Performing Prevention: The Construction of Risk and Its Consequences in Japan during H1N1 2009

Wednesday, July 16, 2014: 8:30 AM
Room: Booth 52
Oral Presentation
Mari ARMSTRONG-HOUGH , Meiji University, Japan
Japanese policy makers and health care providers mirror American Centers for Disease Control (CDC) recommendations for most public health matters, frequently citing them as the gold standard for best practices.  In the case of influenza, however, standard Japanese recommendations and practices significantly diverge from the U.S.-based recommendations. While the CDC recommends that individuals wash their hands frequently and avoid contact with infected people, the Japanese medical associations add frequent gargling and the use of surgical-style masks.
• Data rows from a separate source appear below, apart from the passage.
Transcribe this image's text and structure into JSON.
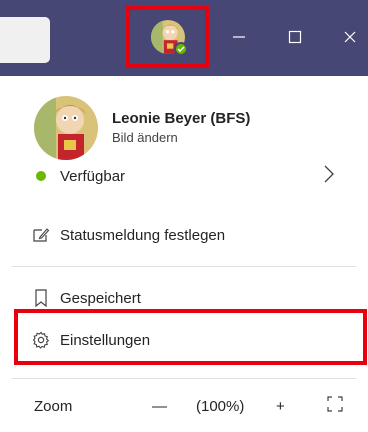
{
  "titlebar": {
    "bg_color": "#464775",
    "highlight_color": "#e8000d",
    "window_buttons": {
      "minimize": "minimize-icon",
      "maximize": "maximize-icon",
      "close": "close-icon"
    }
  },
  "profile": {
    "name": "Leonie Beyer (BFS)",
    "change_picture": "Bild ändern",
    "status_color": "#6bb700"
  },
  "menu": {
    "status_label": "Verfügbar",
    "status_message_label": "Statusmeldung festlegen",
    "saved_label": "Gespeichert",
    "settings_label": "Einstellungen"
  },
  "zoom": {
    "label": "Zoom",
    "minus": "—",
    "value": "(100%)",
    "plus": "+"
  }
}
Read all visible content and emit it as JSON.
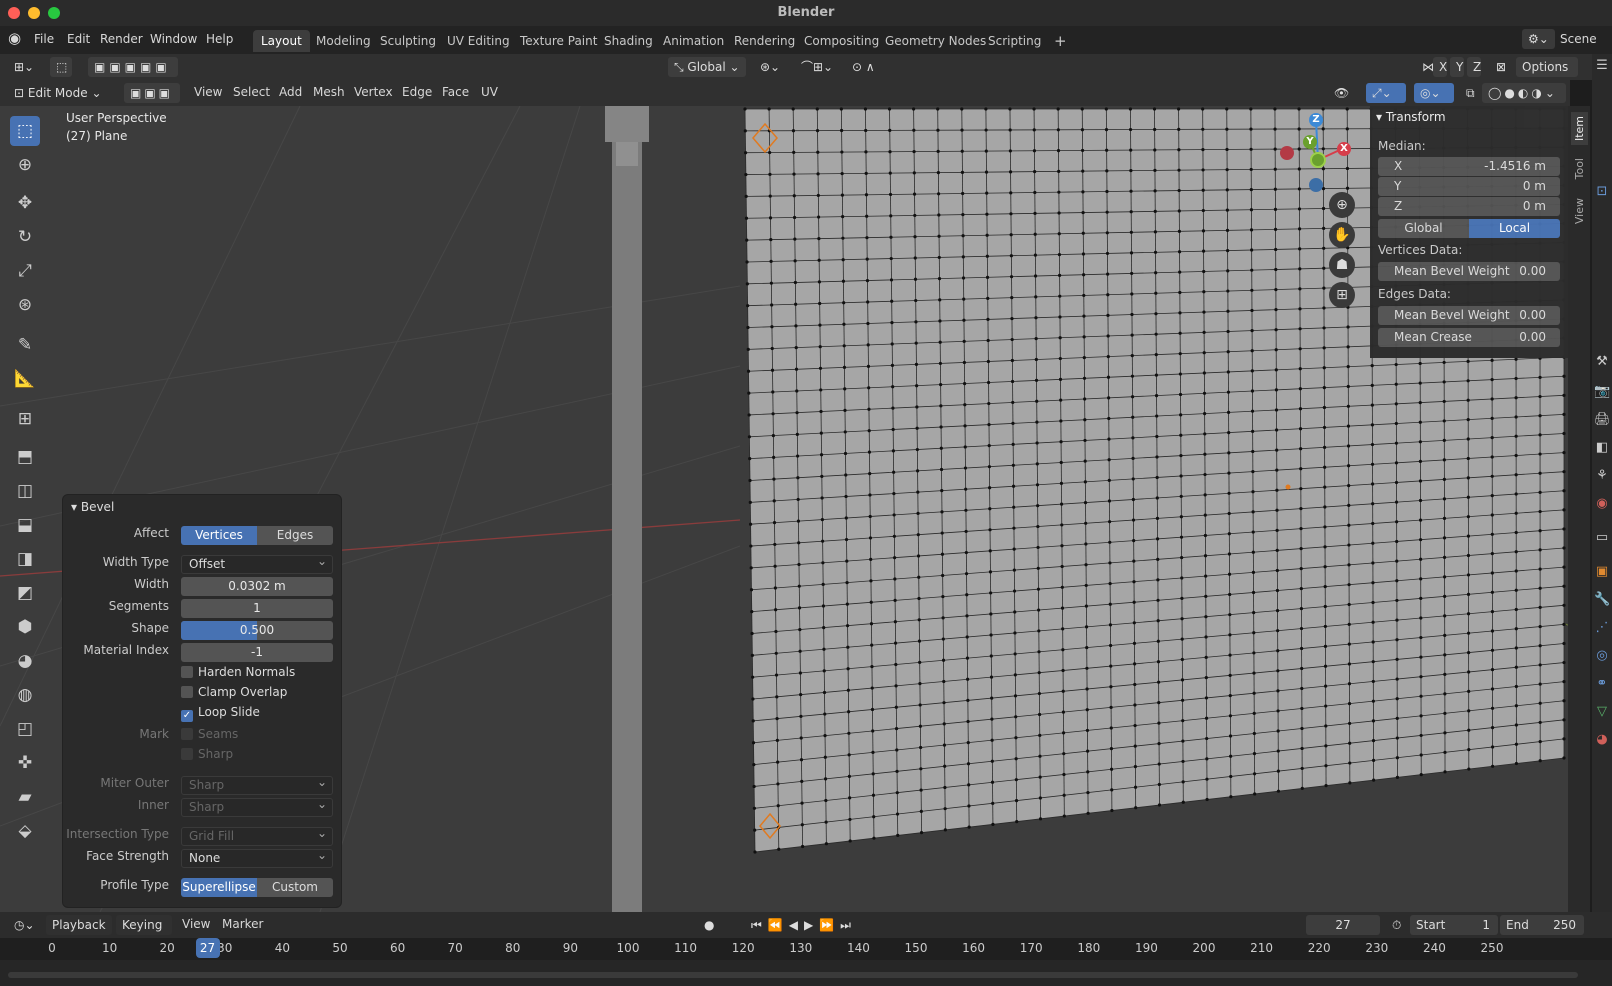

The order of priority groups for immunization have also historically differed.  Drawing on approximately 89 semi-structured interviews with patients and medical professionals in Japan and ethnographic fieldwork during the H1N1 outbreak of 2009, this article elaborates on the work of theorist Anthony Giddens to examine continuing differences in prevention practices in the face of communicable disease outbreaks like H1N1. The concept of risk creates the possibility for prevention—behaviors intended to “reorganize the future of suffering” (Frankenberg 1993); Giddens calls this the “colonization” of the future (Giddens 1991: 111).  But the risk society also necessitates the development of techniques for maintaining ontological security.  I argue that faith-like acceptance of recommendations produced by systems of expert knowledge such as medicine and public health is one way to maintain ontological security when normalcy is interrupted, as in the pandemic H1N1 influenza outbreak during 2009.